The Darkcoin devs created a tool called DarkSend. DarkSend is an implementation of coinjoin (an anonymity feature originally implemented in Bitcoin[5]) which utilizes the Darkcoin network to organize the coinjoins. If DarkSend becomes open source and is useful, it will be ported to Bitcoin with a few small modifications. These changes won't be a hardfork, they will likely involve the masternodes being paid by those they are coinjoining for rather than the block reward, which is already possible and implemented for Bitcoin. [6]Currently one must hold 1000DRK to become a DarkSend masternodes. Masternodes are paid 10% of the block reward.[7] This is a flawed reward scheme because while purchasing 1000DRK is trustlessly verifiable, a user running a DarkSend masternode isn't trustlessly verifiable. It is also costs bandwidth to run a masternode, therefore there is an incentive to buy 1000DRK and get a chance at the 10% block reward masternodes are being paid, but not actually act as a masternode. For this reason, DarkSend would work better if the masternodes were paid by those they were helping coinjoin, or if there wasn't a masternode at all and everyone collaborated in a decentralized fashion. The better implementation not vulnerable to tragedy of the commons is compatible with Bitcoin, therefore, the Darksend protocol serves no purpose.
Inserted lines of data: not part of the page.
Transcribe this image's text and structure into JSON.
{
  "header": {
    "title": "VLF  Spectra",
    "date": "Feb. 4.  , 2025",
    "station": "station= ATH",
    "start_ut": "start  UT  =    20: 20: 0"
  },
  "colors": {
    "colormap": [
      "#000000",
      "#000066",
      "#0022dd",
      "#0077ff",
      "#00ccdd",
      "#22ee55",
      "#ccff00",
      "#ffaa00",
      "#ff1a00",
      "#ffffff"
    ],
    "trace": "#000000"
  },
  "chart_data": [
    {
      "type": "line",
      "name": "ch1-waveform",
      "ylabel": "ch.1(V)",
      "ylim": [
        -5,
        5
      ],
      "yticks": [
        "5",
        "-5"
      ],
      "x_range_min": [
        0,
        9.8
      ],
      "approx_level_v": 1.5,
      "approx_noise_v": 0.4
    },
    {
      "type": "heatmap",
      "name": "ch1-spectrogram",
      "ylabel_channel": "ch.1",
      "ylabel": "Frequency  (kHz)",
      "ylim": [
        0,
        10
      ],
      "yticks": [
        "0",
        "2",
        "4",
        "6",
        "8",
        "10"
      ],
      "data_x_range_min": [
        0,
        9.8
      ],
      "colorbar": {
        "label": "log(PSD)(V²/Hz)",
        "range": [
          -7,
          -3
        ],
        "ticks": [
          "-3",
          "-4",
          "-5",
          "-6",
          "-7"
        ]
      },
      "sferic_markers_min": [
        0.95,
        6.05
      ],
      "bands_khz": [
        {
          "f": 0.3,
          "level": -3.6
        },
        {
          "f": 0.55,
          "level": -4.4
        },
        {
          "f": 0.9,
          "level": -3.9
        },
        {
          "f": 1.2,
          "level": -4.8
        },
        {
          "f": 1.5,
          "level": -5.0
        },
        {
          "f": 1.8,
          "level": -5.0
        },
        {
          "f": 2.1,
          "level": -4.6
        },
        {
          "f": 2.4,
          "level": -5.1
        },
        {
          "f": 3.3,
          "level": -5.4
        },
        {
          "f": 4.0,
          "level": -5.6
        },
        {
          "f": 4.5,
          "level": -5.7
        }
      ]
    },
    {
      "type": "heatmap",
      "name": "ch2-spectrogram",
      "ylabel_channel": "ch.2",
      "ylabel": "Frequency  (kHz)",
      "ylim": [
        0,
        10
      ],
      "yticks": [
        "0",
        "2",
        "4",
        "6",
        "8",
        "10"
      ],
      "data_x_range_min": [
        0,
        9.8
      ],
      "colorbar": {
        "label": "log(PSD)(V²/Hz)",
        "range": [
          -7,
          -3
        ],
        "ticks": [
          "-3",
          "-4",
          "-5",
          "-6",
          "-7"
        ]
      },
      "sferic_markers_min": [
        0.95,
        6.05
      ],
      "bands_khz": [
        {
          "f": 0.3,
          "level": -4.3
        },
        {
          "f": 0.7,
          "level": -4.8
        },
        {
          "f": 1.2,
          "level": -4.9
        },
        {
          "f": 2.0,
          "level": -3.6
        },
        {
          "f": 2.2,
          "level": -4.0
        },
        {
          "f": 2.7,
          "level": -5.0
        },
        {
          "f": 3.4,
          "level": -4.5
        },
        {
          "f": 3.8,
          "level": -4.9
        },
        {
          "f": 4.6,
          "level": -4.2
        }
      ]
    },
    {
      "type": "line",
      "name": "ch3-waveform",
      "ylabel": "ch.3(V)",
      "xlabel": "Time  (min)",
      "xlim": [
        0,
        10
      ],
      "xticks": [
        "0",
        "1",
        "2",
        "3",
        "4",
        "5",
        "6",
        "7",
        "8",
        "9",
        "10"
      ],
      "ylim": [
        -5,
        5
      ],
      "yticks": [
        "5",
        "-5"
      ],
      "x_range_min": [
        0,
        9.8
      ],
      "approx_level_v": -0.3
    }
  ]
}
Demographic Based Premined Cryptocurrencies

This is a new class of altcoin that is targeted at a certain demographic.

All of these cryptocurrencies have a large premine intended to be paid to members of that demographic. Ultimately, all of these coins have suffered (or are suffering) their fate of an immediate sell off after the "airdrop" (term for distribution of coins to the target demographic) begins.

Note: These cryptocurrencies aren't government initiatives, but are independently created for that demographic.

Useful Cryptocurrencies

A cryptocurrency is useful if it accomplishes a task that Bitcoin cannot.

  • Acting as a keystore for things like decentralized domain registration.
  • Having demmurage or some other economic system that is one of the prohibited changes.
  • Allowing creation of and transmission of digital assets.